April 1, 2014
For fans of old Hollywood reruns on TMC there’s a particular song by Gene Kelly that might come to mind when the weather turns against us: Singin’ in the rain. While the prospect of riding in the rain doesn’t always keep us home, it’s hard to get excited to go ride when the streets are turning to rivers and you’re getting smacked in the face with raindrops that feel like they were shot out of a BB gun.
A little preparation may not put the fun back into a rain-ride but it will help to keep you safe, warm, and relatively dry. The best thing you can do is be prepared. Most of us who have been riding for a few years have learned this lesson the hard way, sometimes more than once. The first time a bright and balmy day was washed away by sudden and seemingly meteorologically impossible thunderstorms it will be an uncomfortable reminder of why you should never leave home unprepared – but many of us have done just that, again and again. Here are a few tips and suggestions on how to make riding in the rain a little less dreary and a lot safer.
Even if it is a sunshiny day with no rain in the forecast for 200 miles, never leave home without good quality raingear stuffed in your saddlebag, back pack or tank bag. Standard gear includes raincoat and pants, rubber gloves or glove covers, boot covers, some kind of waterproof ski mask and maybe a kerchief to help keep water from running down your neck. This same gear can be used to insulate you if the weather turns suddenly cold so it serves more than one purpose. Truth is, even the best raingear can leak if you spend enough time trolling through heavy rain so get ready to be cold. If that doesn’t appeal to you then find shelter, even an underpass if you have to and wait it out.
If that’s not an option, then here’s our top tips for riding in the rain. There are a variety of rain gear available so it is important to gear-up according to your particular needs. All rain gear is intended to be worn over your riding gear so it is usually oversized and lightweight in construction. There are a number of options available but as a general rule they come in either one- or two-piece options. One piece suits often have a large entry that allows you to step into them quickly with your boots on and zip it up nice and tight. The two piece suits generally require you to take off your helmet and put the top on like a pull over unless it zips up like a jacket. The pull-over style seems to be more resistant to water but they are less convenient. A one-piece takes up way more room but are usually more durable while the two-piece tend to come in smaller packages and are made from much lighter materials. If you have a very small area to stow this valuable gear then you should go with the lightest stuff you can get your hands on. If you have some room to spare and you know you will be riding for a long time in the rain during your trip then get the best rain gear money can buy. Here are a few examples of each.

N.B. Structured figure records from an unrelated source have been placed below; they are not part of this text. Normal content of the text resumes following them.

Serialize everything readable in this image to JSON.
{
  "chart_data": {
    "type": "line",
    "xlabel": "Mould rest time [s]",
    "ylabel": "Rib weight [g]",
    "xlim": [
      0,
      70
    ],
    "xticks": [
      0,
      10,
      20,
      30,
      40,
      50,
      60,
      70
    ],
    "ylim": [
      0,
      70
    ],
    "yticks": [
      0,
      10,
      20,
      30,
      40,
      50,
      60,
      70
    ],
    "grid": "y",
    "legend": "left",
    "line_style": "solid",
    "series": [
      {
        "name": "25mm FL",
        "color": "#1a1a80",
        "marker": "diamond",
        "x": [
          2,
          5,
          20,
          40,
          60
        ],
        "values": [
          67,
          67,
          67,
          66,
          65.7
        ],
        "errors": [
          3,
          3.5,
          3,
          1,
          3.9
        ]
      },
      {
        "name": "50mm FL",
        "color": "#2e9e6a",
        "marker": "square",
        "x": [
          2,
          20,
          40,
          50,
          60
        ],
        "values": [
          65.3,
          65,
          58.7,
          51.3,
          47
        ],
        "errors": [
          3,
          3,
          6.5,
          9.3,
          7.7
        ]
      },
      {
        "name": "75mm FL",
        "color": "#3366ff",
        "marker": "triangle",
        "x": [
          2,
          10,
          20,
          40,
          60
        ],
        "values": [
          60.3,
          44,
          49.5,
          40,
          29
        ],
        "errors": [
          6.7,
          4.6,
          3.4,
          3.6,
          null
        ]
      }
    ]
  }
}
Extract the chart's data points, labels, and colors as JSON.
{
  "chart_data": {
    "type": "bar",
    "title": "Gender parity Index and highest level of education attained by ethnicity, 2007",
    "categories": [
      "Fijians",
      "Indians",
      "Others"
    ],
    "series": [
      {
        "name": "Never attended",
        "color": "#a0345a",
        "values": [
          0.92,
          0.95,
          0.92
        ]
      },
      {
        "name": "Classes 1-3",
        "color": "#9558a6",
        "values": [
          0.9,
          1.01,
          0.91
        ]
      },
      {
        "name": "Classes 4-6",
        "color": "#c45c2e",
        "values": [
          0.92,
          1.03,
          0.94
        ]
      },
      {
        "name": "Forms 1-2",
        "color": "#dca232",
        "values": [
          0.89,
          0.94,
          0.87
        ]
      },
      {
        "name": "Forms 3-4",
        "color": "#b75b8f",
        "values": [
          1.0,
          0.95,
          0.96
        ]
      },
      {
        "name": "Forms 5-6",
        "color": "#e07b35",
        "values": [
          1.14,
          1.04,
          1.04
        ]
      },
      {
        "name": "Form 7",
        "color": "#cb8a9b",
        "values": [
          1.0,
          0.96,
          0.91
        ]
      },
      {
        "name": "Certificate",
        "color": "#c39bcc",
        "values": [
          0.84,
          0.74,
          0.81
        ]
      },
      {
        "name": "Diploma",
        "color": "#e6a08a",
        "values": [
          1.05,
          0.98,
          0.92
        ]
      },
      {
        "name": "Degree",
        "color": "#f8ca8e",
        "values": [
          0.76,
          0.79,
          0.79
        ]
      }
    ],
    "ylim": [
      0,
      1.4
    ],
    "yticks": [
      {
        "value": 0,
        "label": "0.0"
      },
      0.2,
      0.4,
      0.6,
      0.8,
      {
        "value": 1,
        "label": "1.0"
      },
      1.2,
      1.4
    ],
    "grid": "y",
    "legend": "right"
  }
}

With your core body protected from the deluge you should also consider a few other exposed areas, starting with your face and neck. A neoprene ski or face mask is a must have for anyone who prefers to ride with an open face helmet. Neck gaiters are a nice way to keep rain and cold weather off you neck too. Without the face shield to protect you, it is nice to be able to slap on a mask and that layer of protection from the elements. Even if you have a full face helmet your visor can quickly be covered with rain so a good rain-repellant wipe will help you keep your hands on the controls and your vision clear. Cheap Tricks: Products like Plexus and PJ-1 Fog Blocker are an excellent way to keep your visor clear in the cold and wet weather. You might consider Scott No Fog Cloth as this simple product will help keep the fog from clouding your view from the inside.
Fabric or leather gloves will get wet and soggy real quick so a pair of waterproof gloves can come in handy. If you don’t have an alternate glove then here’s a trick we’ve learned over the years. Keep a pair of surgical or cleaning gloves in your rain kit because they will not only trap in some heat but they’ll keep the precipitation off your skin.
Most riders will wear what they want, when they want regardless of the weather. In the case of the long distance or touring riders your best bet is to be prepared for the worst case scenario. For that reason, a good set of waterproof riding boots is a great way to protect your feet when the weather takes a turn for the worse. A variety of boots are designed specifically to rain riding and they are worth a look if you live in the wetter parts of the world. Not all boots are created equal and in some cases even waterproof gear could use some help. As long as the manufacturer approves, it is always a good move to apply your own water proofing to your jacket, pants, gloves and of course, your boots.
Cheap Tricks: It may sound like a trashy solution but a few garbage bags go a long way to saving the day if you have nothing else between you and the rain. Slip your foot into a smaller kitchen garbage bag and then slide it into your boot. That thin layer will provide protection from the wet and the bags take up very little space. You can even cut a hole in the top of a big bag and some slits in the sides for your arms and wear it like a rain poncho. This is a great tip for off-road riders who have space limited to a hydration pack or other small back pack.
Once you have the gear you are halfway to being prepared for a motorcycle ride in the wet conditions. It doesn’t have to miserable and as you can see, a little preparation will go a long ways toward making your rain day a little more bearable.